Maria Luise Vaughan, 2, wears a paper hat she made. Maria was diagnosed with cancer in March, but seems to be responding well to treatment.
Her daughter, Maria Luise Vaughan, 2, is going through her second round of chemotherapy.
“She did really good this round,” Vaughan said, sitting on the end of Maria’s hospital bed Monday morning.
Maria, dressed in a flowery pink t-shirt, was focused on a Tinkerbell DVD.
“The first round she was really sick,” she said. “She didn’t handle it as well as this round, but she’s been pretty tired.”
Maria was diagnosed with an aggressive form of brain cancer in March. Doctors at Fletcher Allen were able to remove the tumor from her brain, but the cancer had already spread to her spine.
Vaughan and her husband Kevin chose a type of chemotherapy called Head Start, which began with an intensive week of daily treatment. The initial treatment is followed by three three-week sessions where she gets chemotherapy on Mondays. She stays in the hospital for the full three weeks so doctors can monitor her vitals.
Maria seems to be responding well to the treatment, Vaughan said. A recent scan shows that the largest tumor in Maria’s spine, which the doctors described as the size of two chickpeas, has disappeared.

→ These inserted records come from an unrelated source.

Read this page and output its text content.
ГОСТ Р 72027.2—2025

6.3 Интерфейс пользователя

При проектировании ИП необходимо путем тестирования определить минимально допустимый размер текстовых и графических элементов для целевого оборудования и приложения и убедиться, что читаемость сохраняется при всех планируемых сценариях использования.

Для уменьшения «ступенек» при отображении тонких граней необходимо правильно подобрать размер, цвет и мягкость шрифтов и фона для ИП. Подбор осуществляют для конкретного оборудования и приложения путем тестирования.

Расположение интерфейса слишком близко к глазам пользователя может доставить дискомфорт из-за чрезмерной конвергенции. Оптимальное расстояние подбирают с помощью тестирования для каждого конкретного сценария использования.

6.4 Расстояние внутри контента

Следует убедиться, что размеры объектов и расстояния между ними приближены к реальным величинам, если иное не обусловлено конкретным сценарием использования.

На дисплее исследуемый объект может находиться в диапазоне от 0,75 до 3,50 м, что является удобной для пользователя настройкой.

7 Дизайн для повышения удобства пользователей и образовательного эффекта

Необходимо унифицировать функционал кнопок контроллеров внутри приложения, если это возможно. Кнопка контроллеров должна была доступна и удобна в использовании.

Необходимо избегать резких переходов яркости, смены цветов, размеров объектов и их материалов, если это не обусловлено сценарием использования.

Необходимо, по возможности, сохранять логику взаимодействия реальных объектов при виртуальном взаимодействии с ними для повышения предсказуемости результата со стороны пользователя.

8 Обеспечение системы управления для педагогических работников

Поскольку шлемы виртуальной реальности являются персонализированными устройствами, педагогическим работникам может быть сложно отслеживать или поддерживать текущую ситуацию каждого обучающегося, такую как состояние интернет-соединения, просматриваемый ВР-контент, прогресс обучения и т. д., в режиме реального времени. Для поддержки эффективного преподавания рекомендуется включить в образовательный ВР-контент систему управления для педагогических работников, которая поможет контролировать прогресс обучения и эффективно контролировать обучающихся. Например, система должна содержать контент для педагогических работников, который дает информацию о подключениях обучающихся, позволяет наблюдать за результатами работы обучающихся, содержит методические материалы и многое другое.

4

“We framed this, and put it in our house,” Vaughan said of the scan.
Vaughan is hoping to take Maria home this weekend for a break before the third round of chemo begins.
“She’s a tough little kid and I’ve got my fingers crossed and we’re praying that she gets through this,” said Maria’s grandfather, Paul Greco. “It’s been pretty tough on her and pretty tough on the rest of the family.”
Vaughan said she and her husband, as well as Maria’s brother, Dominic Greco, 9, are doing better than they were, though things are still hard on them.
Greco said the response from the community, however, has been “heartwarming.”
Several of Vaughan’s relatives and friends have held fund-raisers, and someone Vaughan has never met arranged a softball tournament and dance, set for this weekend. A Facebook page for Maria, called Helping Maria Luise, already has more than 1,600 fans.
“You never expect to be in this situation, and then when you are, you find out you’re not alone,” Greco said.
Vaughan said the community support has been “crazy.”
While Vaughan said Maria has good medical coverage and many of her expenses are covered, some things are not. Vaughan quit her job in a medical billing office several months ago, and the family relies on her husband’s income. She said the money raised has helped with medical bills, as well as family expenses, such as rent, bills and food.
“You obviously never think that something like this is going to happen to you,” Vaughan said. “It just makes you want to be a better person knowing that people who don’t even know you are giving you money and emailing you and sending your their stories.”
Vaughan said the family is working on setting up a fund for other families going through the same thing, and all the money left over when the family finishes their ordeal will go to that.
The fund is “for people who, if this happens to them, can’t pay their rent or can’t make their car payment,” Vaughan said. “This is our little way of giving it back.”